Metadata-Version: 2.4
Name: filoma
Version: 1.1.1
Requires-Dist: rich>=13.0.0
Requires-Dist: numpy>=1.26.0
Requires-Dist: pillow>=10.0.0
Requires-Dist: pytest>=8.3.5 ; extra == 'dev'
Requires-Dist: ruff>=0.1.0 ; extra == 'dev'
Requires-Dist: pre-commit>=4.2.0 ; extra == 'dev'
Requires-Dist: maturin>=1.9.0 ; extra == 'dev'
Requires-Dist: twine>=6.1.0 ; extra == 'dev'
Requires-Dist: ipython>=9.2.0 ; extra == 'dev'
Provides-Extra: dev
Summary: Modular Python tool for profiling files, analyzing directory structures, and inspecting image data
Requires-Python: >=3.11
Description-Content-Type: text/markdown; charset=UTF-8; variant=GFM


# filoma

[![PyPI version](https://badge.fury.io/py/filoma.svg)](https://badge.fury.io/py/filoma) ![Code style: ruff](https://img.shields.io/badge/code%20style-ruff-blueviolet) ![Contributions welcome](https://img.shields.io/badge/contributions-welcome-brightgreen.svg?style=flat) [![Tests](https://github.com/kalfasyan/filoma/actions/workflows/ci.yml/badge.svg)](https://github.com/kalfasyan/filoma/actions/workflows/ci.yml)
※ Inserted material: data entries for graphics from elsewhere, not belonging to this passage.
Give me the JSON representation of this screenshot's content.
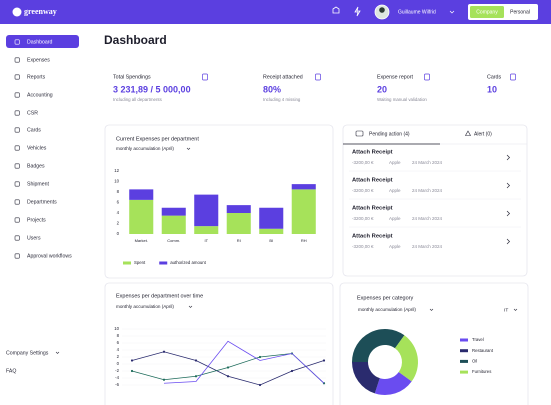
{
  "header": {
    "logo": "greenway",
    "user": "Guillaume Wilfrid",
    "toggle": [
      "Company",
      "Personal"
    ]
  },
  "sidebar": {
    "items": [
      "Dashboard",
      "Expenses",
      "Reports",
      "Accounting",
      "CSR",
      "Cards",
      "Vehicles",
      "Badges",
      "Shipment",
      "Departments",
      "Projects",
      "Users",
      "Approval workflows"
    ],
    "footer": [
      "Company Settings",
      "FAQ"
    ]
  },
  "page_title": "Dashboard",
  "stats": [
    {
      "label": "Total Spendings",
      "value": "3 231,89 / 5 000,00",
      "note": "Including all departments"
    },
    {
      "label": "Receipt attached",
      "value": "80%",
      "note": "Including 4 missing"
    },
    {
      "label": "Expense report",
      "value": "20",
      "note": "Waiting manual validation"
    },
    {
      "label": "Cards",
      "value": "10"
    }
  ],
  "pending": {
    "tabs": [
      "Pending action (4)",
      "Alert (0)"
    ],
    "items": [
      {
        "title": "Attach Receipt",
        "amount": "-3200,00 €",
        "merchant": "Apple",
        "date": "24 March 2024"
      },
      {
        "title": "Attach Receipt",
        "amount": "-3200,00 €",
        "merchant": "Apple",
        "date": "24 March 2024"
      },
      {
        "title": "Attach Receipt",
        "amount": "-3200,00 €",
        "merchant": "Apple",
        "date": "24 March 2024"
      },
      {
        "title": "Attach Receipt",
        "amount": "-3200,00 €",
        "merchant": "Apple",
        "date": "24 March 2024"
      }
    ]
  },
  "chart_data": [
    {
      "type": "bar",
      "stacked": true,
      "title": "Current Expenses per department",
      "subtitle": "monthly accumulation (April)",
      "categories": [
        "Market.",
        "Comm.",
        "IT",
        "RI",
        "BI",
        "RH"
      ],
      "series": [
        {
          "name": "Spent",
          "color": "#a6e25a",
          "values": [
            6.5,
            3.5,
            1.5,
            4,
            1,
            8.5
          ]
        },
        {
          "name": "authorized amount",
          "color": "#5b3fe0",
          "values": [
            2,
            1.5,
            6,
            1.5,
            4,
            1
          ]
        }
      ],
      "ylim": [
        0,
        12
      ],
      "yticks": [
        0,
        2,
        4,
        6,
        8,
        10,
        12
      ],
      "grid": false
    },
    {
      "type": "line",
      "title": "Expenses per department over time",
      "subtitle": "monthly accumulation (April)",
      "categories": [
        null,
        null,
        null,
        null,
        null,
        null,
        null
      ],
      "series": [
        {
          "color": "#2a2b6e",
          "markers": true,
          "values": [
            1,
            3.5,
            1,
            -3.5,
            -6,
            -2,
            1
          ]
        },
        {
          "color": "#1d6b5a",
          "markers": true,
          "values": [
            -2,
            -4.5,
            -3.5,
            -1,
            2,
            3,
            -5.5
          ]
        },
        {
          "color": "#6a4cf0",
          "markers": false,
          "values": [
            null,
            -5.5,
            -5,
            6.5,
            1,
            3,
            -5.5
          ]
        }
      ],
      "ylim": [
        -6,
        10
      ],
      "yticks": [
        -6,
        -4,
        -2,
        0,
        2,
        4,
        6,
        8,
        10
      ],
      "grid": true
    },
    {
      "type": "pie",
      "donut": true,
      "title": "Expenses per category",
      "subtitle": "monthly accumulation (April)",
      "filter": "IT",
      "categories": [
        "Travel",
        "Restaurant",
        "Oil",
        "Furnitures"
      ],
      "values": [
        20,
        20,
        35,
        25
      ],
      "colors": [
        "#6a4cf0",
        "#2a2b6e",
        "#1d4e57",
        "#a6e25a"
      ]
    }
  ]
}
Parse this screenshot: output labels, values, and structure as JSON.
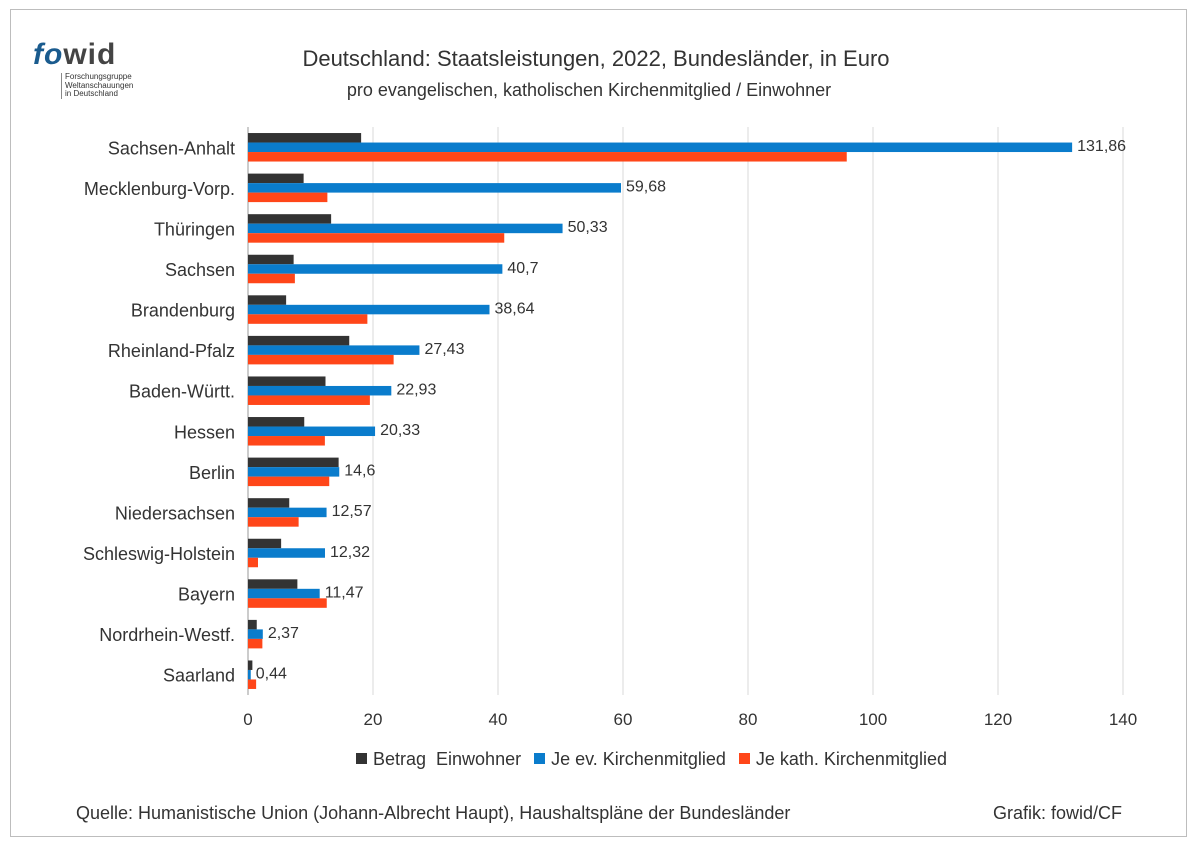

`filoma` is a modular Python tool for profiling files, analyzing directory structures, and inspecting image data (e.g., .tif, .png, .npy, .zarr). It provides detailed reports on filename patterns, inconsistencies, file counts, empty folders, file system metadata, and image data statistics. The project is designed for easy expansion, testing, CI/CD, Dockerization, and database integration.

## Installation

```bash
# 🚀 RECOMMENDED: Using uv (modern, fast Python package manager)
# Install uv first if you don't have it: curl -LsSf https://astral.sh/uv/install.sh | sh

# For uv projects (recommended - manages dependencies in pyproject.toml):
uv add filoma

# For scripts or non-project environments:
uv pip install filoma

# Traditional method:
pip install filoma

# For maximum performance, also install Rust toolchain:
curl --proto '=https' --tlsv1.2 -sSf https://sh.rustup.rs | sh
source ~/.cargo/env
# Then reinstall to build Rust extension:
uv add filoma --force  # or: uv pip install --force-reinstall filoma
```

> **Note**: Rust installation is optional. filoma works perfectly with pure Python, but gets 5-20x faster with Rust acceleration.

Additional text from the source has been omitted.